Saturday, June 2, 2007

A Moment of (Now-Deleted) Bitching

(It's probably not a good thing when you think about a blog post afterwards and wonder "Was that really necessary?" So in the interest of fairness to my roomie--who, granted! was being a bit of a butthead for the past couple of days--I have removed the meat of a long bitchy post about his various quirks and lack of manners in some regard. He pisses me off sometimes, but: a) he's not a bad guy, really; b) he's TRYING to do right; and c) everyone gets excused for the occasional episode of ferocious buttheadedness. So the bitchfulness has been edited and consigned forever to "draft" status, and the non-bitchful portion of the post has been reproduced below, since it contains some relevant info.

However, since I am not inclined to let an entire post go by without crabbing about SOMETHING, let me oblige myself by saying: Is HOT. Is REALLY, REALLY hot. I feel...spongy. ::end bitching::)

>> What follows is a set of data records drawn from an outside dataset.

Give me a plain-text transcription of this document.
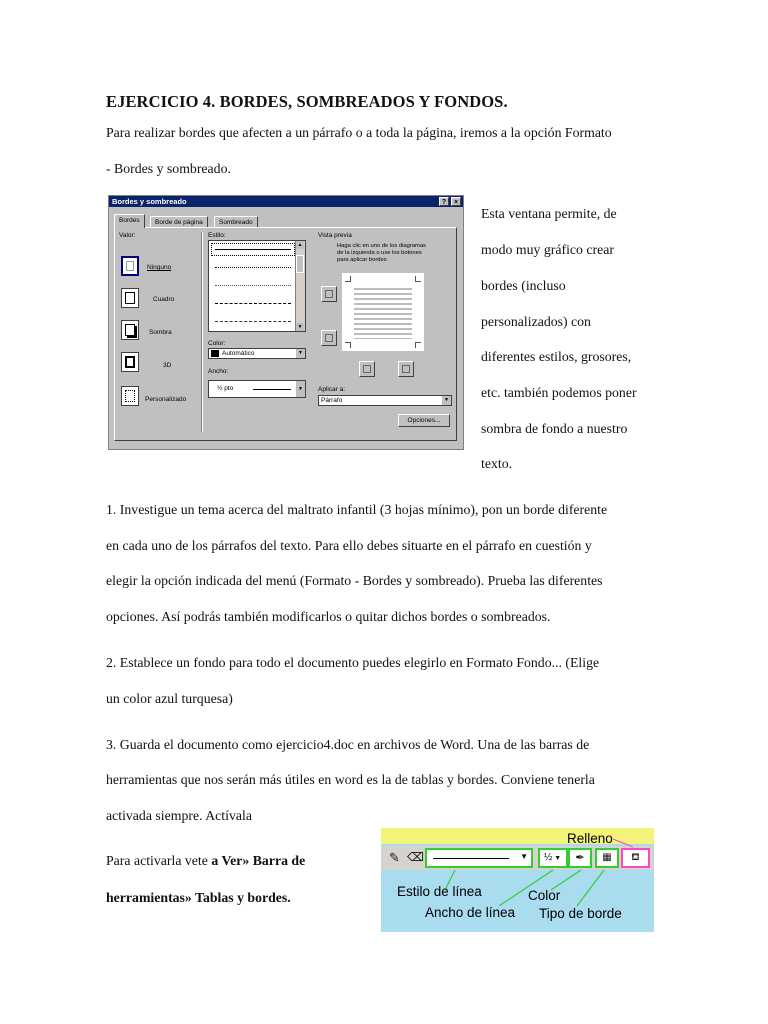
EJERCICIO 4. BORDES, SOMBREADOS Y FONDOS.
Para realizar bordes que afecten a un párrafo o a toda la página, iremos a la opción Formato
- Bordes y sombreado.
Bordes y sombreado	?	×
Bordes	Borde de página	Sombreado
Valor:
Ninguno
Cuadro
Sombra
3D
Personalizado
Estilo:
▲
▼
Color:
Automático	▼
Ancho:
½ pto	▼
Vista previa
Haga clic en uno de los diagramas
de la izquierda o use los botones
para aplicar bordes
Aplicar a:
Párrafo	▼
Opciones...
Esta ventana permite, de
modo muy gráfico crear
bordes (incluso
personalizados) con
diferentes estilos, grosores,
etc. también podemos poner
sombra de fondo a nuestro
texto.
1. Investigue un tema acerca del maltrato infantil (3 hojas mínimo), pon un borde diferente
en cada uno de los párrafos del texto. Para ello debes situarte en el párrafo en cuestión y
elegir la opción indicada del menú (Formato - Bordes y sombreado). Prueba las diferentes
opciones. Así podrás también modificarlos o quitar dichos bordes o sombreados.
2. Establece un fondo para todo el documento puedes elegirlo en Formato Fondo... (Elige
un color azul turquesa)
3. Guarda el documento como ejercicio4.doc en archivos de Word. Una de las barras de
herramientas que nos serán más útiles en word es la de tablas y bordes. Conviene tenerla
activada siempre. Actívala
Para activarla vete a Ver» Barra de
herramientas» Tablas y bordes.
Relleno
✎ ⌫	▼	½ ▼	✒	▦	⛾
Estilo de línea	Color
Ancho de línea Tipo de borde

... (paragraphs of needless crabbiness deleted)...
...In other, actually-important news: I had an interview Wednesday and another one next week, both for jobs that look really good. So we shall see... I'm hoping the first job calls me back for a second interview...I'm thinking that kinda might not happen, though, since they said they were going to decide who to call back by Monday at the latest, and here it is Friday and I've heard nuthin'. Still, the very fact that I got two calls right away makes me feel much more optimistic about the whole job-hunt process.

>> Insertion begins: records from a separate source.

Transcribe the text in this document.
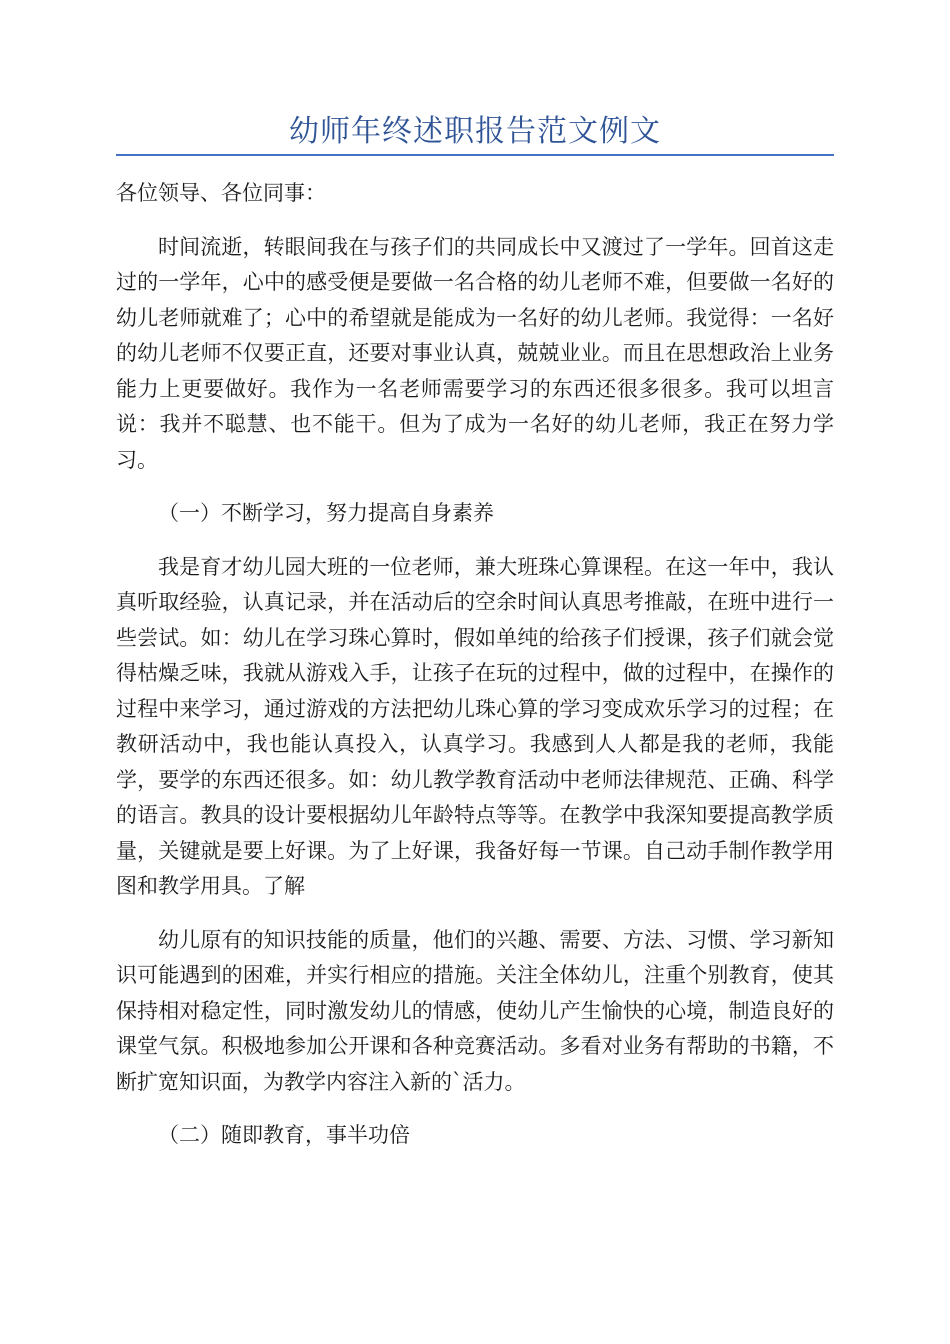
幼师年终述职报告范文例文

各位领导、各位同事：

时间流逝，转眼间我在与孩子们的共同成长中又渡过了一学年。回首这走过的一学年，心中的感受便是要做一名合格的幼儿老师不难，但要做一名好的幼儿老师就难了；心中的希望就是能成为一名好的幼儿老师。我觉得：一名好的幼儿老师不仅要正直，还要对事业认真，兢兢业业。而且在思想政治上业务能力上更要做好。我作为一名老师需要学习的东西还很多很多。我可以坦言说：我并不聪慧、也不能干。但为了成为一名好的幼儿老师，我正在努力学习。

（一）不断学习，努力提高自身素养

我是育才幼儿园大班的一位老师，兼大班珠心算课程。在这一年中，我认真听取经验，认真记录，并在活动后的空余时间认真思考推敲，在班中进行一些尝试。如：幼儿在学习珠心算时，假如单纯的给孩子们授课，孩子们就会觉得枯燥乏味，我就从游戏入手，让孩子在玩的过程中，做的过程中，在操作的过程中来学习，通过游戏的方法把幼儿珠心算的学习变成欢乐学习的过程；在教研活动中，我也能认真投入，认真学习。我感到人人都是我的老师，我能学，要学的东西还很多。如：幼儿教学教育活动中老师法律规范、正确、科学的语言。教具的设计要根据幼儿年龄特点等等。在教学中我深知要提高教学质量，关键就是要上好课。为了上好课，我备好每一节课。自己动手制作教学用图和教学用具。了解

幼儿原有的知识技能的质量，他们的兴趣、需要、方法、习惯、学习新知识可能遇到的困难，并实行相应的措施。关注全体幼儿，注重个别教育，使其保持相对稳定性，同时激发幼儿的情感，使幼儿产生愉快的心境，制造良好的课堂气氛。积极地参加公开课和各种竞赛活动。多看对业务有帮助的书籍，不断扩宽知识面，为教学内容注入新的`活力。

（二）随即教育，事半功倍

I do, though, hate the trepidation with which I now view the concept of "work". I feel like I will be walking on eggshells forever, because now I know firsthand what it's like to be out of work for a long time and to lose a job without warning--and I know once I get another job, I'm going to want to avoid that at any cost. I know it's going to keep me from speaking my mind sometimes, and keep me from taking any kind of risks--even if it's a good thing--just for fear of losing my security. And that sucks.

Still, if it means I've got a job, I'll settle for the sense of trepidation, no questions asked!

1 comment:

  1. Aw, I always miss the good stuff...

    On the job front: take heart! My mom, after FINALLY getting a job again after being laid off after 13 yrs. of faithful service to USAA (not to mention unfairly cheated out of her retirement benefits) was hired at a small credit union, only to be let go within the first 3 days (!!) and told she "couldn't keep up" by someone half her age...ARGH!

    She is now working for a very nice man about my age...still no benes but! no bullshit, either :)

    You'll find something great, I know, and totally suited to you. If in doubt, just look around your neighborhood post office...I guarantee you are 100% employable!